Einer der letzten, der noch Scharfsinn im Text hat.
In meinen beiden Händen hab' ich Schlagring und Sektglas.
In Boscas Welt ist alles ein wenig dreckiger: die Kneipen, der Umgangston, die Musik. Dementsprechend klingt auch der Rap des Wiesbadeners alles andere als zimperlich. Sein neuestes Werk "Fighting Hessisch" bestätigt diesen Eindruck. Explosive Aggressivität gehört zu Bosca ebenso wie die Vorliebe für Alkohol. So sieht es aus im Leben eines Freundes von Niemand.

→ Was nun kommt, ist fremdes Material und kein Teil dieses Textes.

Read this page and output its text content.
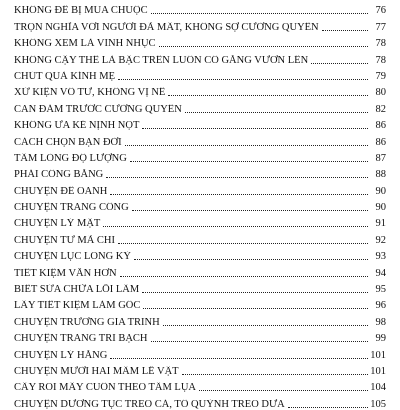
KHÔNG ĐỂ BỊ MUA CHUỘC	76
TRỌN NGHĨA VỚI NGƯỜI ĐÃ MẤT, KHÔNG SỢ CƯỜNG QUYỀN	77
KHÔNG XEM LÀ VINH NHỤC	78
KHÔNG CẬY THẾ LÀ BẬC TRÊN LUÔN CỐ GẮNG VƯƠN LÊN	78
CHÚT QUÀ KÍNH MẸ	79
XỬ KIỆN VÔ TƯ, KHÔNG VỊ NỂ	80
CAN ĐẢM TRƯỚC CƯỜNG QUYỀN	82
KHÔNG ƯA KẺ NỊNH NỌT	86
CÁCH CHỌN BẠN ĐỜI	86
TẤM LÒNG ĐỘ LƯỢNG	87
PHẢI CÔNG BẰNG	88
CHUYỆN ĐỀ OANH	90
CHUYỆN TRANG CÔNG	90
CHUYỆN LÝ MẬT	91
CHUYỆN TƯ MÃ CHI	92
CHUYỆN LỤC LONG KỲ	93
TIẾT KIỆM VẪN HƠN	94
BIẾT SỬA CHỮA LỖI LẦM	95
LẤY TIẾT KIỆM LÀM GỐC	96
CHUYỆN TRƯƠNG GIA TRINH	98
CHUYỆN TRANG TRI BẠCH	99
CHUYỆN LÝ HẰNG	101
CHUYỆN MƯỜI HAI MÂM LỄ VẬT	101
CÂY ROI MÂY CUỐN THEO TẤM LỤA	104
CHUYỆN DƯƠNG TỤC TREO CÁ, TÔ QUỲNH TREO DƯA	105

Seine knochenharte Lebenswelt musikalisch zu übertragen, gelingt Bosca ausgesprochen überzeugend. Auf staubtrockenen Brettern spuckt er mit rauer Stimme Zeilen, die weder Authentizität noch Skills vermissen lassen. Man kann die aufbrausende Energie, die der Rapper in der Booth versprühen muss, förmlich spüren. Diese Power ist seine Paradedisziplin, was sofort auffällt, wenn man das Augenmerk wiederum auf die inhaltliche Seite der Platte legt. Denn hier bietet Bosca eine beschränkte Themenpalette und nur wenig Abwechslung. Lokalpatriotismus und ein damit verbundenes, recht dogmatisches Wertesystem stehen für den FvN-Member über allem. Es geht um Ehre, Loyalität und Freundschaft, im selben Atemzug aber auch immer um Gewalt und Kriminalität. Vereinzelt kann Bosca mit einem solch stumpfen Treue-Pathos noch mitreißen, wie etwa auf der Ultras-Hymne "20 Jahre UF". Doch spätestens in puncto Selbstreflexion geht ihm lyrisch die Luft aus. Denn wenn der Hesse auf eher ruhigeren Songs sein Innerstes nach außen kehrt, bedient er nicht nur textlich Klischees, auch die Beats geraten allzu melodramatisch, wie beispielsweise "Auch verstehen" beweist.
In seiner kraftvollen Vortragsweise verkörpert Bosca adäquat seine eigene Antihaltung – Freunde von Niemand eben. Doch packen seine Geschichten und Gedanken nicht genug, um wirklich zu bewegen. So ist "Fighting Hessisch" letztlich ein musikalischer Molotowcocktail: Zunächst explosiv, erlischt über kurz oder lang das Feuer.